Literatürde kentsel dönüşüm ile ilgili birçok tanıma ulaşmak mümkündür. Kentsel dönüşüm kavram olarak Türk Dil Kurumuna göre “kentin imar planına uymayan, ruhsatsız binaların yıkılıp, planlara uygun olarak toplu yerleşim alanlarının oluşturulması” anlamına gelmektedir (www.tdk.gov.tr, 01.12.2015)

Kentsel dönüşüm, kentlerin sahip oldukları sorunlara çözüm bulabilmek için, değişime uğrayan bir bölgenin sosyal, fiziksel, ekonomik ve çevresel koşullarına köklü bir çözüm sağlamak amacıyla yapılan kapsamlı faaliyetlerdir(Thomas, 2003: 23).

Kentsel dönüşüm, kentsel gelişme kavramının yeniden ele alınması ve kent içerisindeki sorunlu alanların sağlıklı ve yaşanabilir bir hale getirilmesi için bazen yıkıp yeniden yapılması ve bazen de canlandırılması için proje üretilmesi ve uygulanmasıdır. En genel ifade ile kentsel dönüşüm, kent dokusunu bozan sorunların giderilmesi olarak tanımlanabilir (Ertaş, 2011: 2).

Kentsel dönüşüm kavramı vizyon, amaç, strateji ve yöntemlere göre farklılık gösteren çok boyutlu bir kavramdır.

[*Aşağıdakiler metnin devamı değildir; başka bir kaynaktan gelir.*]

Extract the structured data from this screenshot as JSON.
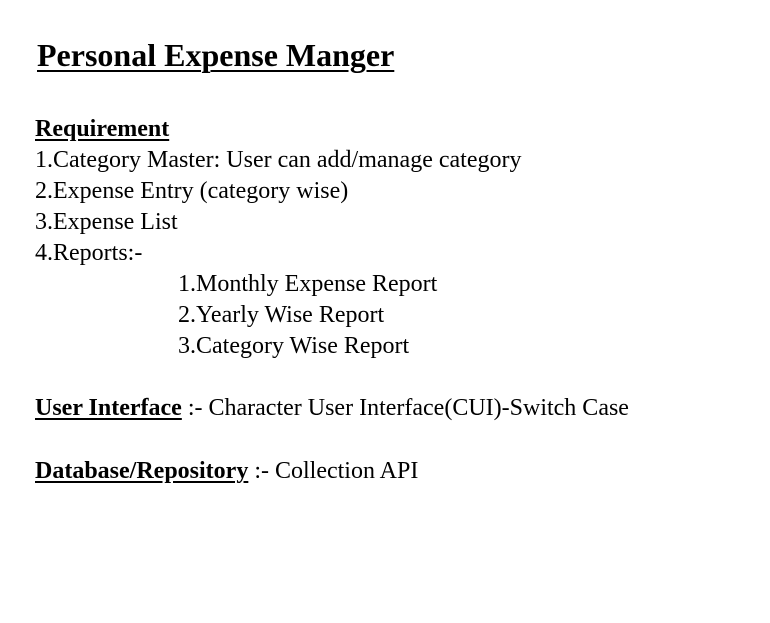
{
  "title": "Personal Expense Manger",
  "requirement": {
    "heading": "Requirement",
    "items": [
      "1.Category Master: User can add/manage category",
      "2.Expense Entry (category wise)",
      "3.Expense List",
      "4.Reports:-"
    ],
    "reports": [
      "1.Monthly Expense Report",
      "2.Yearly Wise Report",
      "3.Category Wise Report"
    ]
  },
  "user_interface": {
    "heading": "User Interface",
    "text": " :- Character User Interface(CUI)-Switch Case"
  },
  "database": {
    "heading": "Database/Repository",
    "text": " :- Collection API"
  }
}
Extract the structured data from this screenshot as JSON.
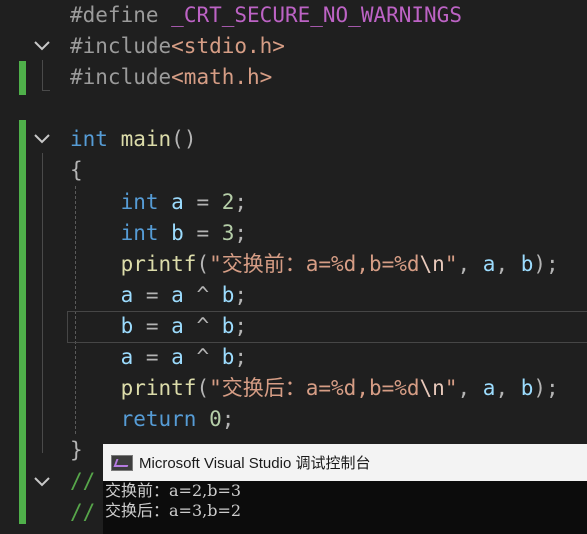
{
  "code": {
    "define_kw": "#define",
    "define_name": "_CRT_SECURE_NO_WARNINGS",
    "include_kw": "#include",
    "include_stdio": "<stdio.h>",
    "include_math": "<math.h>",
    "kw_int": "int",
    "main_name": "main",
    "main_parens": "()",
    "brace_open": "{",
    "brace_close": "}",
    "var_a": "a",
    "var_b": "b",
    "val_2": "2",
    "val_3": "3",
    "printf": "printf",
    "fmt_before": "\"交换前：a=%d,b=%d",
    "fmt_after": "\"交换后：a=%d,b=%d",
    "fmt_escape": "\\n",
    "fmt_quote": "\"",
    "ret_kw": "return",
    "ret_val": "0",
    "comment_start": "//"
  },
  "console": {
    "title": "Microsoft Visual Studio 调试控制台",
    "lines": [
      "交换前：a=2,b=3",
      "交换后：a=3,b=2"
    ]
  },
  "colors": {
    "change_bar": "#4fb04a",
    "editor_bg": "#1f1f1f",
    "console_bg": "#0c0c0c"
  }
}
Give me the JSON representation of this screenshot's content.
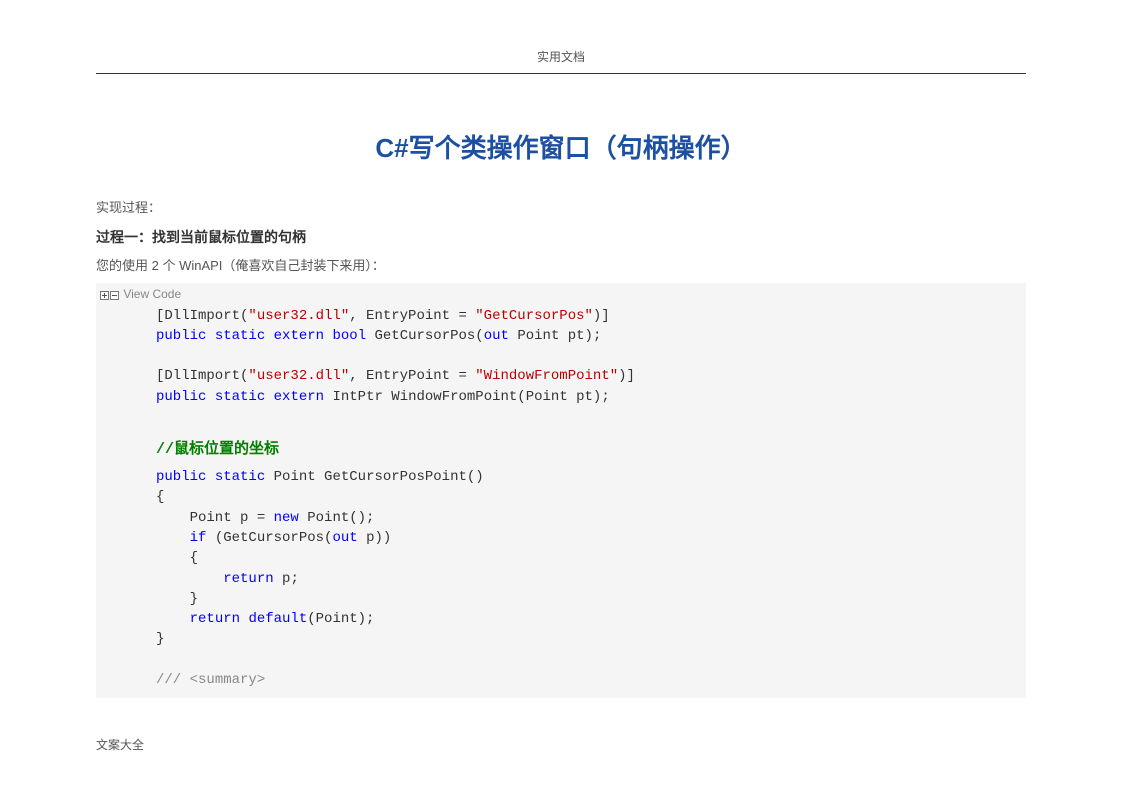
{
  "header": {
    "label": "实用文档"
  },
  "title": "C#写个类操作窗口（句柄操作）",
  "intro": {
    "line1": "实现过程：",
    "step_title": "过程一：找到当前鼠标位置的句柄",
    "line2": "您的使用 2 个 WinAPI（俺喜欢自己封装下来用）："
  },
  "code": {
    "view_label": "View Code",
    "import1_open": "[DllImport(",
    "import_dll": "\"user32.dll\"",
    "import1_ep": ", EntryPoint = ",
    "import1_epv": "\"GetCursorPos\"",
    "import1_close": ")]",
    "decl1_a": "public",
    "decl1_b": "static",
    "decl1_c": "extern",
    "decl1_d": "bool",
    "decl1_rest": " GetCursorPos(",
    "decl1_out": "out",
    "decl1_rest2": " Point pt);",
    "import2_epv": "\"WindowFromPoint\"",
    "decl2_rest": " IntPtr WindowFromPoint(Point pt);",
    "comment_label": "//鼠标位置的坐标",
    "m_pub": "public",
    "m_static": "static",
    "m_sig": " Point GetCursorPosPoint()",
    "brace_open": "{",
    "line_point": "    Point p = ",
    "m_new": "new",
    "line_point2": " Point();",
    "m_if": "if",
    "line_if": " (GetCursorPos(",
    "m_out": "out",
    "line_if2": " p))",
    "brace_open2": "    {",
    "m_return": "return",
    "line_ret": " p;",
    "brace_close2": "    }",
    "m_return2": "return",
    "m_default": "default",
    "line_default": "(Point);",
    "brace_close": "}",
    "summary_slash": "///",
    "summary_tag": " <summary>"
  },
  "footer": {
    "label": "文案大全"
  }
}
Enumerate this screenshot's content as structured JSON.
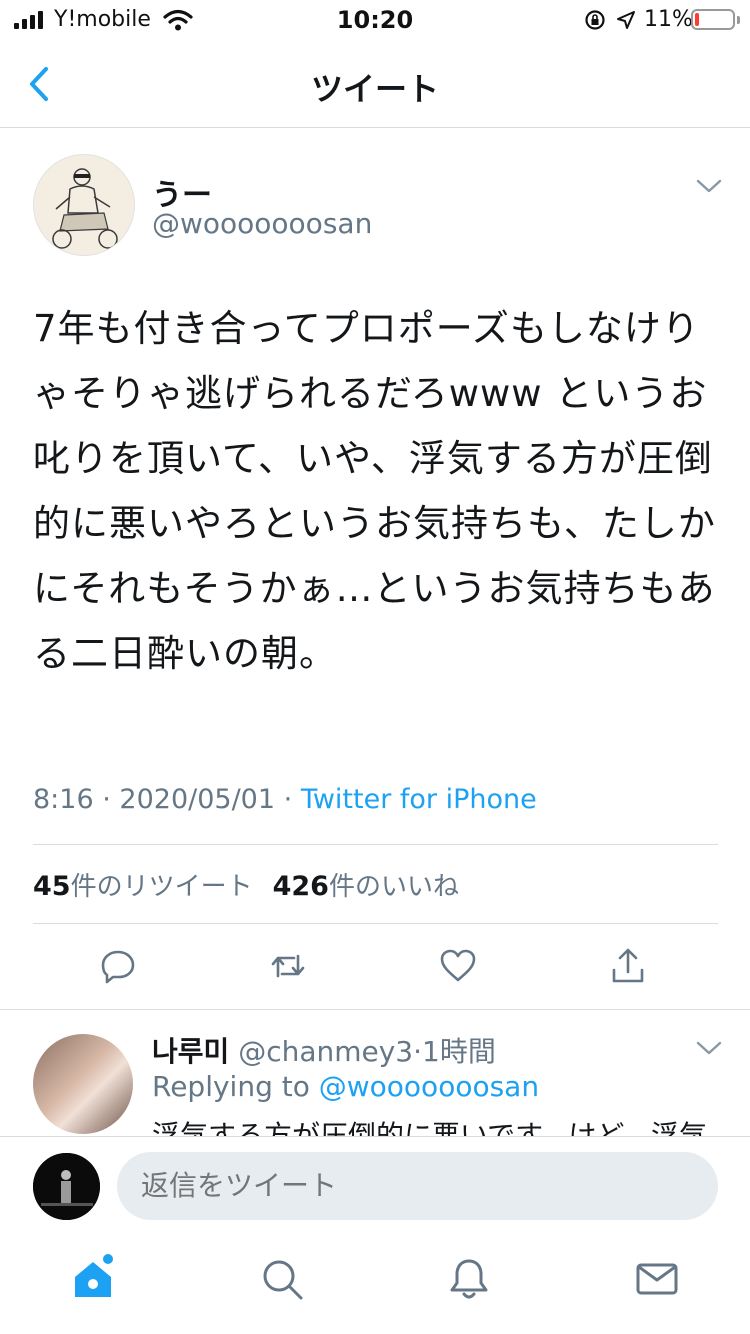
{
  "status_bar": {
    "carrier": "Y!mobile",
    "time": "10:20",
    "battery_percent": "11%",
    "battery_level": 0.11
  },
  "nav": {
    "title": "ツイート"
  },
  "tweet": {
    "author_name": "うー",
    "author_handle": "@wooooooosan",
    "text": "7年も付き合ってプロポーズもしなけりゃそりゃ逃げられるだろwww というお叱りを頂いて、いや、浮気する方が圧倒的に悪いやろというお気持ちも、たしかにそれもそうかぁ…というお気持ちもある二日酔いの朝。",
    "time": "8:16",
    "date": "2020/05/01",
    "separator": "·",
    "source": "Twitter for iPhone",
    "retweets_count": "45",
    "retweets_label": "件のリツイート",
    "likes_count": "426",
    "likes_label": "件のいいね"
  },
  "reply": {
    "name": "나루미",
    "handle": "@chanmey3",
    "separator": "·",
    "age": "1時間",
    "replying_prefix": "Replying to",
    "replying_to": "@wooooooosan",
    "text": "浮気する方が圧倒的に悪いです。けど、浮気"
  },
  "composer": {
    "placeholder": "返信をツイート"
  },
  "colors": {
    "accent": "#1da1f2",
    "secondary_text": "#657786",
    "divider": "#d8dde1"
  }
}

Kentsel dönüşüm, bozulma ve çökme olan kentsel alanların ekonomik, toplumsal, fiziksel ve çevresel koşullarının iyileştirilmesi için yapılan strateji ve eylemlerin bütününü ifade etmektedir (Şişman ve Kibaroğlu, 2009: 1).

Yapılan tanımlar incelendiğinde kentsel dönüşüm, canlı bir varlık olan kent ve içinde yaşayan toplumun ekonomik, sosyal ve toplumsal nedenlerle yaşadıkları olumsuzlukların giderilmesi veya iyileştirilmesi anlamına gelmektedir.

2.2. Kentsel Dönüşümün Tarihsel Gelişimi

Avrupa'da 19. yüzyılda yaşanan Sanayi Devrimi sonrasında üretim biçimi değişmiş, tarımsal işgücü yerini büyük oranda sanayiye bırakmıştır. Bu gelişmelerle birlikte meydana gelen politik, toplumsal ve ekonomik yapılanmalar, iş gücü alanında, sosyal ilişkilerde ve mekân tercihlerinde değişimlerin ortaya çıkmasına neden olmuştur (Arslan, 2014: 181). İnsanların mekan tercihlerini değiştirmeleri ve buna bağlı olarak tarımsal bölgelerden sanayileşmiş bölgelere göç etmeleri kent kavramını ortaya çıkarmıştır (Kıray, 1982: 57). Sanayi bölgelerine yaşanan yoğun göçler 19. Yüzyıl Avrupa’sında kentlerin büyümesi, bu bölgelerde yaşayan işçilerin yaşamak zorunda kaldığı insanlık dışı koşullar ile bazı bölgelerde eski yapıların yıkılıp yeniden yapılması süreci kentsel dönüşüm kavramını ortaya çıkarmıştır (Polat ve Dostoğlu, 2007:

63).

20. yüzyılın ilk yıllarında İngiltere’de “Bahçe Kent Hareketi” ve “Yeni Kentler Hareketi”ne paralel olarak gelişme gösteren “Modernist Hareket”,

(4)

kentlerin yenilenmesi ile ilgili stratejilere önderlik etmiştir. “Modernist Hareket’in temelinde kentin sağlıksız bölümlerinin yıkılması ve yerine daha çok yeşil alan ile yüksek yapıların inşa edilmesi üzerinde odaklanmıştır (www.arkitera.com, 16.01.2016).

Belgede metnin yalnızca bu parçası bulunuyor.